Rudolph key for South Africa at Headingley
South Africa will draw upon the experience of former Yorkshire batsman Jacques Rudolph as they plan a Headingley victory which would usurp England as the world's number one Test team.
One more win, after last week's landslide success in the first Test at The Oval, will give the tourists, who have captain Graeme Smith back, an unassailable series lead - with one match to play - and will mean England have lasted less than a year as official world-beaters.
In Leeds, they have another handy asset in Rudolph's local knowledge. Their number six spent five seasons as a Yorkshire batsman, before resuming a Test career which had already included a 2003 victory at this same venue.
"I had five very good years here, and I've some fond memories of playing with some really good people," he said. "It's really nice to be back here. I share a lot of sentiment in this place."
Rudolph acknowledges he owes much to Yorkshire too, for helping him make the most of his potential.

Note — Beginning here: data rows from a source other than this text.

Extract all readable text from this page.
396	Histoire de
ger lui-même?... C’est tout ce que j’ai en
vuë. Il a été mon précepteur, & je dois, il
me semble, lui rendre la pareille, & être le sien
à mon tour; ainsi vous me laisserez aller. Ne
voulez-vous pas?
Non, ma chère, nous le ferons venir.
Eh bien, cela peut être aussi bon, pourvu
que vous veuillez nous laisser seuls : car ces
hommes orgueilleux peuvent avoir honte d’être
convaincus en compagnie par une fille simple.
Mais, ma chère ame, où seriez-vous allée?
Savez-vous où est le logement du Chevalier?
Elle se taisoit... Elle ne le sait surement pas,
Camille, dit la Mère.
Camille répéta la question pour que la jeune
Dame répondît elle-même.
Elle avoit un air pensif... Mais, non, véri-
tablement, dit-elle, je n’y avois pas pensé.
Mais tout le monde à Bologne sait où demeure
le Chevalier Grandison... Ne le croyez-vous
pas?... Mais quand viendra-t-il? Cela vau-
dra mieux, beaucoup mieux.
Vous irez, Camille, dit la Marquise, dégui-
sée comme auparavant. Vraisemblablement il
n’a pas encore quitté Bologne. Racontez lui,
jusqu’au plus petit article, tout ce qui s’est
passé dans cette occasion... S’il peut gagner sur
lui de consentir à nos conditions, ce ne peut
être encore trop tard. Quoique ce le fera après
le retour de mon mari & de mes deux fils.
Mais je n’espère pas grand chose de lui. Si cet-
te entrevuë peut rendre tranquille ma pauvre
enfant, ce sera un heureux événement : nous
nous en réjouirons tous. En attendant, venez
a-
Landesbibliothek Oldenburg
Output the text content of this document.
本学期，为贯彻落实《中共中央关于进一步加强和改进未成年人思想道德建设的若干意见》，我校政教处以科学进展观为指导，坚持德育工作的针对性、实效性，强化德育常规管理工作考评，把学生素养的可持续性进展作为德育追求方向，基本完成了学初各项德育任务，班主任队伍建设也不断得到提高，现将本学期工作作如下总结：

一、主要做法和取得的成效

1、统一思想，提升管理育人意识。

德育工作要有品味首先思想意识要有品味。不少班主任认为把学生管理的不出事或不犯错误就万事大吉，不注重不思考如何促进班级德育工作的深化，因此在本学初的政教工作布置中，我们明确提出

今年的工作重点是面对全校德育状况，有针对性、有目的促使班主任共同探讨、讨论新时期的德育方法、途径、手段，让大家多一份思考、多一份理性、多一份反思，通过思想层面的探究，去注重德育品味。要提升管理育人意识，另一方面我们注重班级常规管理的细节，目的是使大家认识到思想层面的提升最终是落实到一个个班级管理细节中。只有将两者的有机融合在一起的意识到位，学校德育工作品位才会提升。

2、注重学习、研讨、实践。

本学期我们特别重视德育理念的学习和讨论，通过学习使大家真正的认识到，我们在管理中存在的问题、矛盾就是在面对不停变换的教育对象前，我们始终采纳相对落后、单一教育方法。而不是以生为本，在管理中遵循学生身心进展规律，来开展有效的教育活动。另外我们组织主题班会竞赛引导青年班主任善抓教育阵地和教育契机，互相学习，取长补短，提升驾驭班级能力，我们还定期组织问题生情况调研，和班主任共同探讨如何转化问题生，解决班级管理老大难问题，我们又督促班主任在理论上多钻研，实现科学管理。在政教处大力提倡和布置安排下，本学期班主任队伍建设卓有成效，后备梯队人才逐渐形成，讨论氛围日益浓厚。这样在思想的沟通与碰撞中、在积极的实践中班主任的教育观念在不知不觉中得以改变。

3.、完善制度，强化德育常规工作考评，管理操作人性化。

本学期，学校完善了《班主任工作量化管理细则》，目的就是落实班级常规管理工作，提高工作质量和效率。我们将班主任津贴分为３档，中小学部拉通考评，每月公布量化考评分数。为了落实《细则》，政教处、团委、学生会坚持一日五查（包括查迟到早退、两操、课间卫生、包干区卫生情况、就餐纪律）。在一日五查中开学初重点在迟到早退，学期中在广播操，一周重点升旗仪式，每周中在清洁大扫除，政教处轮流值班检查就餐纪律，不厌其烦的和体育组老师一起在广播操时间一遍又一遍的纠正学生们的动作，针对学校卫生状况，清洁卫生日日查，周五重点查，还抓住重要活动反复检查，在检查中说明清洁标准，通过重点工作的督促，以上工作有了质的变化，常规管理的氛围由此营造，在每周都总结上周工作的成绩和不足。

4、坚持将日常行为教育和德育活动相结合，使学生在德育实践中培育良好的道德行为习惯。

"At the time when I decided to come over here, I was at a bit of a tough place in my career and needed to rediscover my love for the game," said the 31-year-old left-hander. "The opportunity was given to me by Yorkshire, and it was five of the most memorable years in my career so far.
"I got thrown into international cricket at a really young age and didn't really always know how to cope with it. In these surroundings, I learned about myself and became more mature as a batsman."
Rudolph will tell his team-mates, several of whom will be aware in any case after figuring in at least one of South Africa's two successive Test wins here, not to get carried away with Leeds' reputation for seam and swing.
"There is a perception that Headingley can be a bowlers' venue. But as a batsman, when you get yourself in on this wicket you can go big.," he said.
Back to the present, Rudolph knows South Africa will be wise to be wary of an England fightback - and careful to avoid complacency. He said: "Our challenge will be to get off the wave of the first Test match, from a mental point of view."